For a long time, I have been tread the line between the one-size-fits-all model of online learning, in which we try and make a single LMS do everything that we need it to and trying to use and truly going after Small Pieces Loosely Joined. In reality, there is no one solution that creates a learning environment for all stakeholders. However, it is also true that the spirit of joining together small pieces of the web doesn’t mesh with many org charts I know. So, what about this:

What if we have the face of the learning space be a single login page, a portal that determines what type of learner you are. Are you a student, a teacher, or an administrator? Do you learn by collaborating in groups? Do you learn by getting all of your resources delivered right to you in a list to check off?

Once it determines your role, all it would do is present you with a series of links and embedded content. If you are student, you would have links to your classes. If you are a teacher, you would have links to your collaborative lesson planning wiki. It does not have to be beautiful or elegant, it simply has to work. It has to sense who you are as a learner and then present you with a menu of learning options.

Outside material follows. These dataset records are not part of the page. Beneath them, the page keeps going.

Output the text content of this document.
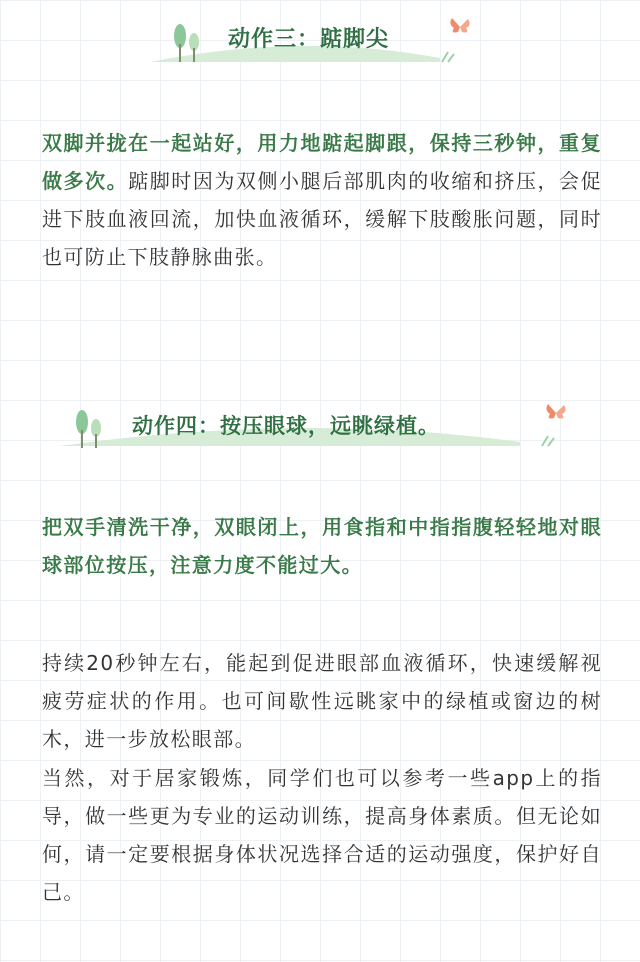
动作三：踮脚尖

双脚并拢在一起站好，用力地踮起脚跟，保持三秒钟，重复做多次。踮脚时因为双侧小腿后部肌肉的收缩和挤压，会促进下肢血液回流，加快血液循环，缓解下肢酸胀问题，同时也可防止下肢静脉曲张。

动作四：按压眼球，远眺绿植。

把双手清洗干净，双眼闭上，用食指和中指指腹轻轻地对眼球部位按压，注意力度不能过大。

持续20秒钟左右，能起到促进眼部血液循环，快速缓解视疲劳症状的作用。也可间歇性远眺家中的绿植或窗边的树木，进一步放松眼部。

当然，对于居家锻炼，同学们也可以参考一些app上的指导，做一些更为专业的运动训练，提高身体素质。但无论如何，请一定要根据身体状况选择合适的运动强度，保护好自己。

This way, you can have as many small pieces as you want and you can change them up as much as you want as an organization, but the face of the organization remains the same. You, as a learner, are serviced by having access to the best specific tools for specific purposes, but the organization is serviced by funelling all of the information through one space.

So, the metaphor goes like this: Every year we are asked to do more and more with less and less. We are asked to run around the room again and again with more chairs taken away. When are forced to shove more people onto the same amount of chairs. And I say, this is a good thing. We need to be whittling down to what is essential. We need to be able to put all of the learning and experience of the people in our institutions into the smallest number of logins and tools… Until we arive at one chair.

One day, we–along with all of our tools–will fit onto a single chair. We will know just how to stack ourselves and our resources so that we fit together perfectly. Until we get there, though, we need to keep on pulling the chairs out. We need to keep on finding ways of simplifying our learning spaces. We need to find ways of joining together the small pieces, to create something great.